ClientEarth argues that Cargill should be conducting enhanced due diligence in all of the above circumstances given the scale of the risk and the company’s extensive resources as the largest private US company.

Dowley added: “When you consider the huge resources Cargill has at its disposal and the critical state of the Amazon, Atlantic Forest and Cerrado, to not carry out deforestation checks on large parts of its extensive supply chain and soy operations is inexcusable. Cargill already has the know-how to do due diligence properly – it must start urgently putting it into practice.”

Human rights failures

Importantly, the complaint alleges that Cargill does not appear to have adequate policies and systems in place to address human rights impacts related to its soy operations in Brazil, even though it has been linked to cases of rights violations.

The complaint cites examples of the socio-environmental harms suffered as a result of the construction and operation of the company’s Santarém port, including forced displacement and violence against land defenders in the area of influence of the trading hub.

It also details how communities’ traditional ways of living and interacting with the land are being destroyed by deforestation and land conversion as the environment they rely on is stripped, while pesticides contamination related to soy farming is harming their health.

The Brazilian human rights organisation Terra de Direitos commented: “Brazilian civil society organisations and traditional communities and peoples have long struggled with the socio-environmental impacts of Cargill’s operations. Deforestation has a human cost. Defenders of human rights and traditional communities feel this every day.

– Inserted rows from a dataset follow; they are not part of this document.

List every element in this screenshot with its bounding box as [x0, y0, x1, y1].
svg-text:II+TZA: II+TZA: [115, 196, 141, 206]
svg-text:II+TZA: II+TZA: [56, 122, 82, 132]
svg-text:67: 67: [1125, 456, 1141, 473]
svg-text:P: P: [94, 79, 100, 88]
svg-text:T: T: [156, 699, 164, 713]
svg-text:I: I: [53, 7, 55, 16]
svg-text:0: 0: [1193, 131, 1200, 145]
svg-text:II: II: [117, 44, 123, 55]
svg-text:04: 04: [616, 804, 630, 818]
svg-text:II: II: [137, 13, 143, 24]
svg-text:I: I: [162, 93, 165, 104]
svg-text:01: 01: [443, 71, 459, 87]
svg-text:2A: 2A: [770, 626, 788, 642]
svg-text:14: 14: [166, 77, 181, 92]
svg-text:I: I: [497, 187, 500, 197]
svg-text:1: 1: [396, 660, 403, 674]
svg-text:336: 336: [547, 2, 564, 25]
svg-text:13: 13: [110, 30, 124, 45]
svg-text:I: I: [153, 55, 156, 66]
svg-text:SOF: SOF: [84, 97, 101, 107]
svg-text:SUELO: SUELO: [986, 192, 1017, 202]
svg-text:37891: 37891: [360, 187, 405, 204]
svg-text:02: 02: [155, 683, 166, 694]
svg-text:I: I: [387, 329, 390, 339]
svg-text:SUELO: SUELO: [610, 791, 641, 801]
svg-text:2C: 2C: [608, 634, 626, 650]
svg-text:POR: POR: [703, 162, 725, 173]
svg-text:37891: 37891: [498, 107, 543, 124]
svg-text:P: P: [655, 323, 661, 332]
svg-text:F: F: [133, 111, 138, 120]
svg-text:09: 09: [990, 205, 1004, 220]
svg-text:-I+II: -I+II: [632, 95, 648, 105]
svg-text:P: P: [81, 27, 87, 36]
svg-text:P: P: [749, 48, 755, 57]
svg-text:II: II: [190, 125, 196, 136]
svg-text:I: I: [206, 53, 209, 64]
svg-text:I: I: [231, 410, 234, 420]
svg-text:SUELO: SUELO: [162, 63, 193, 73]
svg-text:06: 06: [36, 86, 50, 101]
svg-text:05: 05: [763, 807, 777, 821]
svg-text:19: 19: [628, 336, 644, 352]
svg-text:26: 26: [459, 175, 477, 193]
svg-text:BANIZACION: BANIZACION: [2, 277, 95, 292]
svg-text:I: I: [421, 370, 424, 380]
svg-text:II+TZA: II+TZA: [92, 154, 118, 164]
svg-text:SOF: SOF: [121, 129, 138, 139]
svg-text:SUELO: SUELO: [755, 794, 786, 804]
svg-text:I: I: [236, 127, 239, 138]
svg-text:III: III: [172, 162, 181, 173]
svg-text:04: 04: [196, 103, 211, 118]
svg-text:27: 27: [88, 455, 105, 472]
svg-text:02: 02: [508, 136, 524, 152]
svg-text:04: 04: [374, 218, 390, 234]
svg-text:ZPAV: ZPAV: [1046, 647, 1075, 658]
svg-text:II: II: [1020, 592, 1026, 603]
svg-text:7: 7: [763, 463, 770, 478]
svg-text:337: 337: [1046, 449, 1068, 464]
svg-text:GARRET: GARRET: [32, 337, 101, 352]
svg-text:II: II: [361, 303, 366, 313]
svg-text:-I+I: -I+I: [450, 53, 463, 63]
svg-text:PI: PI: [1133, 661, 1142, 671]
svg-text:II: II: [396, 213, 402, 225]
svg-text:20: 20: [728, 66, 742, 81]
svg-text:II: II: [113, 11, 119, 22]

This complaint supports our struggle to end injustice against Indigenous Peoples, quilombola communities and other traditional peoples who struggle against the environmental destruction of their traditional territories as a result of industrial agriculture”.

Incoming laws and regulations

ClientEarth lawyers also say that Cargill strengthening its due diligence processes in compliance with the OECD Guidelines is in its best interests as more jurisdictions move to make enhanced due diligence mandatory.

That includes the EU’s new deforestation law –  as well as similar proposed laws and regulations in the US and UK that, if adopted, will also impose new environmental due diligence obligations on companies.

Dowley added: “The legal landscape is moving quickly. Governments, regulators, the financial sector, and consumers are all waking up to companies’ role in the destruction of nature. Bolstering its deforestation and human rights due diligence processes will help Cargill get on the front foot in the face of incoming regulation to reduce corporations’ negative impact on people and planet.”